OBRAS II: O GRANDE CIDADÃO

Virgílio Martinho

Segundo volume das Obras de Virgílio Martinho

Texto precedido de O MEU VIRGÍLIO, por Vitor Silva Tavares, e, em jeito de posfácio, A MINHA PROFISSÃO, por Virgílio Martinho

Nota biográfica e Notícia bibliográfica de Carlos Alberto Machado

O GRANDE CIDADÃO é um romance de aventuras. O seu herói chama-se Alquimista pela simples razão de que, em criança, entre os seus companheiros de rua, se gabava de poder fabricar moeda de ouro. Mas ele não é de ouro nem de prata – é um criminoso susceptível de ser condenado por qualquer código penal. O livro passa-se numa cidade imaginária onde a abjecção se tomou a moral comum. Talvez por este motivo flagrante o Alquimista, ao sair da penitenciária após vinte anos, verificou que encontrara uma outra cidade, mais vasta e complexa – onde todos os gestos humanos tinham de ser convencionais e o
futuro, tal como o presente, sinónimo obrigatório de ideologia ou morte.
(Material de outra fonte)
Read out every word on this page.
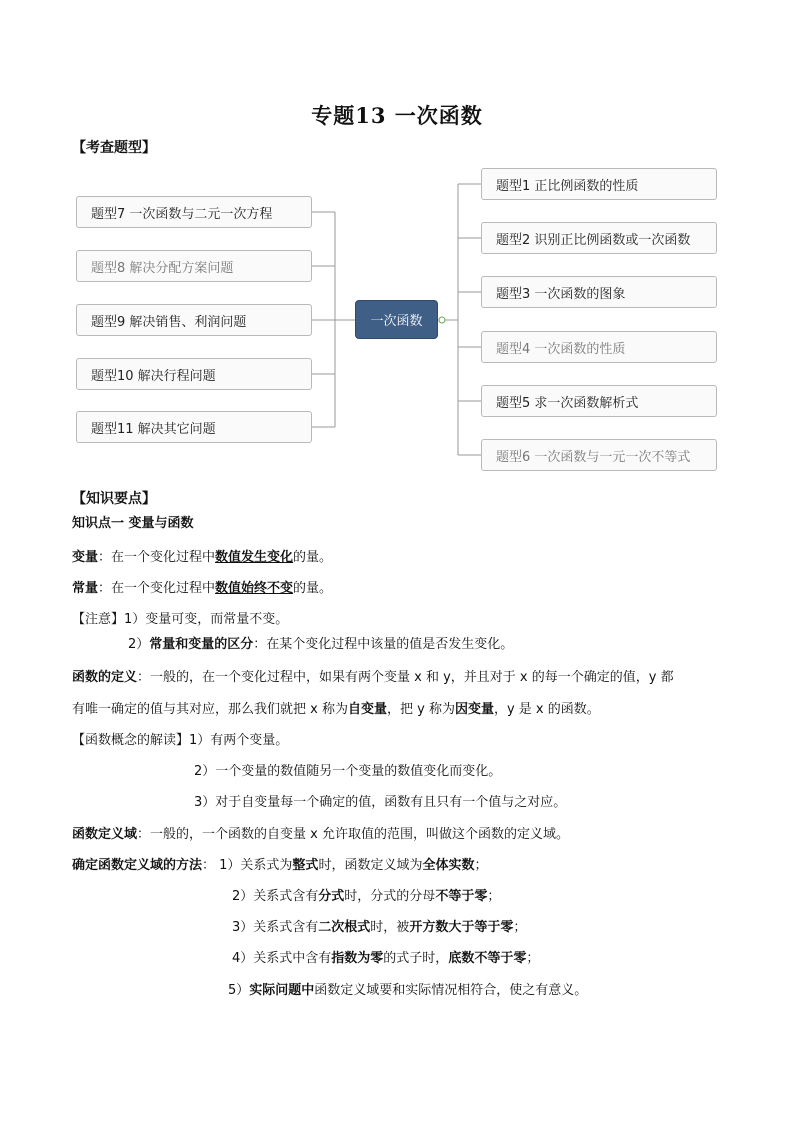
专题13 一次函数
【考查题型】
一次函数
题型7 一次函数与二元一次方程
题型8 解决分配方案问题
题型9 解决销售、利润问题
题型10 解决行程问题
题型11 解决其它问题
题型1 正比例函数的性质
题型2 识别正比例函数或一次函数
题型3 一次函数的图象
题型4 一次函数的性质
题型5 求一次函数解析式
题型6 一次函数与一元一次不等式
【知识要点】
知识点一 变量与函数
变量：在一个变化过程中数值发生变化的量。
常量：在一个变化过程中数值始终不变的量。
【注意】1）变量可变，而常量不变。
2）常量和变量的区分：在某个变化过程中该量的值是否发生变化。
函数的定义：一般的，在一个变化过程中，如果有两个变量 x 和 y，并且对于 x 的每一个确定的值，y 都
有唯一确定的值与其对应，那么我们就把 x 称为自变量，把 y 称为因变量，y 是 x 的函数。
【函数概念的解读】1）有两个变量。
2）一个变量的数值随另一个变量的数值变化而变化。
3）对于自变量每一个确定的值，函数有且只有一个值与之对应。
函数定义域：一般的，一个函数的自变量 x 允许取值的范围，叫做这个函数的定义域。
确定函数定义域的方法： 1）关系式为整式时，函数定义域为全体实数；
2）关系式含有分式时，分式的分母不等于零；
3）关系式含有二次根式时，被开方数大于等于零；
4）关系式中含有指数为零的式子时，底数不等于零；
5）实际问题中函数定义域要和实际情况相符合，使之有意义。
Era uma cidade aterrorizada.
Mas o romance é ficção, não se passa em lado algum, embora a história seja antiga e se processe onde vive o homem que perdeu a coragem para resistir e salvaguardar os seus valores originais. Devia tratar, ou trata, se acaso o consegui, de um tema simples como as pessoas podem ser reduzidas à condição de animais. Como, entre essa população
mutilada, podem existir homens que emergem libertos e decididos a correr os maiores riscos, por leis que, além de misteriosas, são inexoráveis. Mas não é um livro messiânico, não é um livro político, embora se fale dos que podem salvar, dos que morrem, dos que mentem, dos que monopolizam o poder, dos que traem, sendo homens, os seus irmãos, regra geral distraídos e ingénuos. E na cidade esboçada no livro nada resta aos cidadãos, as suas vidas foram sujeitas, por um pequeno ou descomunal artifício, à sedução mais completa. Se é neste extremo que nos encontramos, ou nos podemos encontrar em dado momento, é lógico supor que os seres foram transformados em peças de um complexo e monstruoso sistema, que é afinal, paradoxalmente, o deles. Porque eles, os seres de O Grande Cidadão, ajudaram-no a erguer-se, alimentaram-no, e são incapazes de não se corromperem numa atmosfera onde tudo é corrupção.
Se o livro é imaginário, os seus ingredientes são fidedignos. É apenas uma crónica, um relato das aventuras de um fora-da-lei constitucional, da sua mãe, da velha e gorda ex-prostituta Mamã, de Benvinda, de Heliodoro, o homem dito positivo mas inquieto, de Salomão e das suas ideias de fraternidade, por fim de desespero, também de Agripina, a cartomante. E todos eles, que respiram entre monstros actuantes ou inertes, resistem, tentam, acabam por morrer danados. Mas que resta às pessoas, quando as insultam, senão a raiva? O Alquimista sobrevive. Esta sobrevivência é para mim, suposto habitante dessa cidade, a continuação do mistério magnífico que é o homem.
Não é um livro neo-realista, deve estar longe do “novo-romance”. Mas que é um livro neo-realista? o que é um “novo-romance”? De facto, o que será um livro? Seja como for, em O Grande Cidadão, a vida e a morte estão rarefeitas, erradas, inquinadas de raiz, a existência é caricatural, o Homem pode ser impunemente estropiado pelo outro homem. Para isso existe a máquina exterminadora de que a História nos dá testemunhos e exemplos sem conta.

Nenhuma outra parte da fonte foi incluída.